From some large title blacklist entries:
- ccnorm('AǼAÀⒶÁÂÃÄÅĀĂĄǍǞǠǺȀȂȦḀẠẢẤẦẨẪẬẮẰẲẴẶÆ4@') --> AǼAÀⒶÁÂÃÄÅĀĂĄǍǞǠǺȀȂȦḀẠẢẤẦẨẪẬẮẰẲẴẶÆA@
- ccnorm('RŔŖŘȐȒṘṚṜṞ®Ρ₧ÞþΡρРрƤṔṖǷ') --> RŔŖŘȐȒṘṚṜṞRPPÞPPPPPPṔṖP
In fact I think none of us can alter policies of tasks. I initially opened this as private because I didn't knew if I'd be in need to disclose some details of what brings me here. Fortunately this has not been necessary so we can make this task public. If the need appears, I can escalate the task.
So if I want to avoid the creation of "Example" with an abusefilter in all forms possible shall I instead of using ccnorm('Example') use ccnorm('weirdfancychars')? :/
You would use ccnorm('Example').
The equivalence sets are fetches from https://www.mediawiki.org/wiki/Extension:AntiSpoof/Equivalence_sets where anyone can edit the list. Then a mere make rebuilds everything.
Direct edits to equivset.in desynchronize it, though.
A => Ǽ A À Ⓐ Á Â Ã Ä Å Ā Ă Ą Ǎ Ǟ Ǡ Ǻ Ȁ Ȃ Ȧ Ḁ Ạ Ả Ấ Ầ Ẩ Ẫ Ậ Ắ Ằ Ẳ Ẵ Ặ Æ 4 @ E => ê I => ǐ ı L => ĹĻĽĿ M => M̪ m̪ ᛗ Ⲙ P => ₧ Þ þ Ρ ρ Р р Ƥ Ṕ Ṗ Ƿ R => Ŕ Ŗ Ř Ȑ Ȓ Ṙ Ṛ Ṝ Ṟ ® ꭆ Ř S => ʂ ₷ Ś Ŝ Ş Š T => ṭ́ ₸ ƭ Ţ Ť Y => y̐ ў γ ȳ ẙ Ύ Ῠ Ὺ ў ӯ ӱ ӳ
These I don't agree with:
ꝛ <> R
ł, ℓ <> L
Do we want to add all of these? Does someone needs to vet this change?

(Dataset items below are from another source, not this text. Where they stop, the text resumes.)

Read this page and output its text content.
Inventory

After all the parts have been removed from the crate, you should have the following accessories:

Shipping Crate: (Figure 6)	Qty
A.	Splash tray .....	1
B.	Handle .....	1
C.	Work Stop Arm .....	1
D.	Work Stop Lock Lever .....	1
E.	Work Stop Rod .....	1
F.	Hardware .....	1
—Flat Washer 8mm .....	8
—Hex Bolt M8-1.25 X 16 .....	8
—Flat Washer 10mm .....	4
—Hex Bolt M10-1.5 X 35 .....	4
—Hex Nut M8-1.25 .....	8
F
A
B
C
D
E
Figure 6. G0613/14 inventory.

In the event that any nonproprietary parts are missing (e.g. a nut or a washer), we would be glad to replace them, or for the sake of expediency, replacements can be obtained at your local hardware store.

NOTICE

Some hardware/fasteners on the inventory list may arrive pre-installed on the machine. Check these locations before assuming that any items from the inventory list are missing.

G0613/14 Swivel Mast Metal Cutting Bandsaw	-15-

ccnorm("ǼAÀⒶÁÂÃÄÅĀĂĄǍǞǠǺȀȂȦḀẠẢẤẪẮẰẲẴẶÆ4@êǐıĹĻĽĿ₧ÞþΡρРрƤṔṖǷŔŖŘȐȒṘṚṜṞ®ꭆŘʂ₷ŚŜŞŠ₸ƭŢŤўγȳẙΎῨῪўӯӱӳłℓᛗⲘM̪m̪y̐ṭ́ ") becomes AAAAAAAAAAAAAAAAAAAAAAAAAAAAAAAAEIILLLLPPPPPPPPPPPRRRRRRRRRRRRSSSSSSTTTTYYYYYYYYYYYLLMMM̪M̪Y̐T́
The four characters left (T́, M̪,m̪, Y̐) are a combination of basic latin (T, M, m, Y) with diacritical marks. I'm not sure how those work, if someone know, please explain.

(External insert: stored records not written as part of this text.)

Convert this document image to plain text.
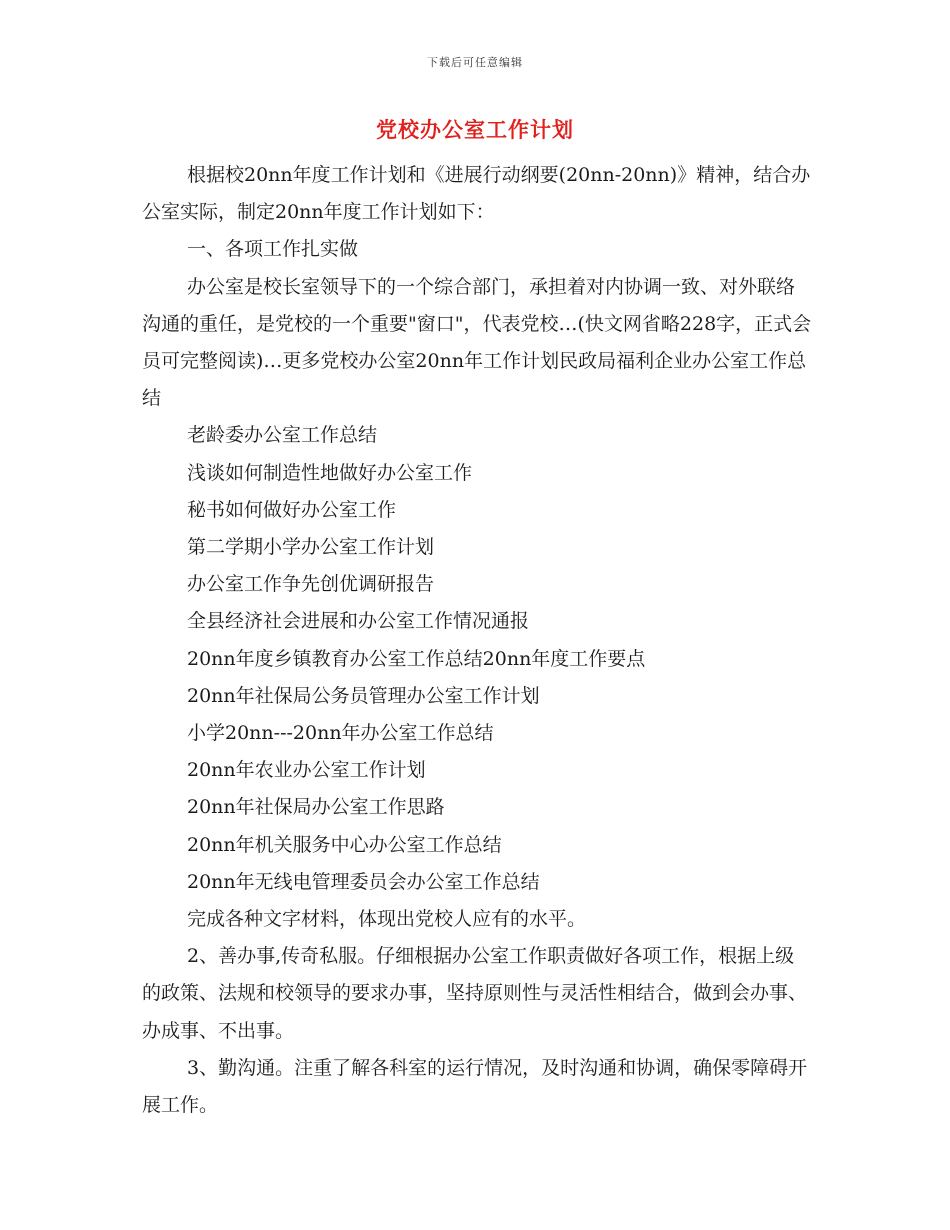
下载后可任意编辑
党校办公室工作计划

根据校20nn年度工作计划和《进展行动纲要(20nn-20nn)》精神，结合办公室实际，制定20nn年度工作计划如下：

一、各项工作扎实做

办公室是校长室领导下的一个综合部门，承担着对内协调一致、对外联络沟通的重任，是党校的一个重要"窗口"，代表党校…(快文网省略228字，正式会员可完整阅读)…更多党校办公室20nn年工作计划民政局福利企业办公室工作总结

老龄委办公室工作总结

浅谈如何制造性地做好办公室工作

秘书如何做好办公室工作

第二学期小学办公室工作计划

办公室工作争先创优调研报告

全县经济社会进展和办公室工作情况通报

20nn年度乡镇教育办公室工作总结20nn年度工作要点

20nn年社保局公务员管理办公室工作计划

小学20nn---20nn年办公室工作总结

20nn年农业办公室工作计划

20nn年社保局办公室工作思路

20nn年机关服务中心办公室工作总结

20nn年无线电管理委员会办公室工作总结

完成各种文字材料，体现出党校人应有的水平。

2、善办事,传奇私服。仔细根据办公室工作职责做好各项工作，根据上级的政策、法规和校领导的要求办事，坚持原则性与灵活性相结合，做到会办事、办成事、不出事。

3、勤沟通。注重了解各科室的运行情况，及时沟通和协调，确保零障碍开展工作。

I'm pretty sure AntiSpoof is not going to be able to handle combined characters in it's current implementation. Right now we can only map a single character to a single character. T́ is technically 2 unicode characters/codepoints combined into 1 visual character. (We also can't handle Æ -> AE.)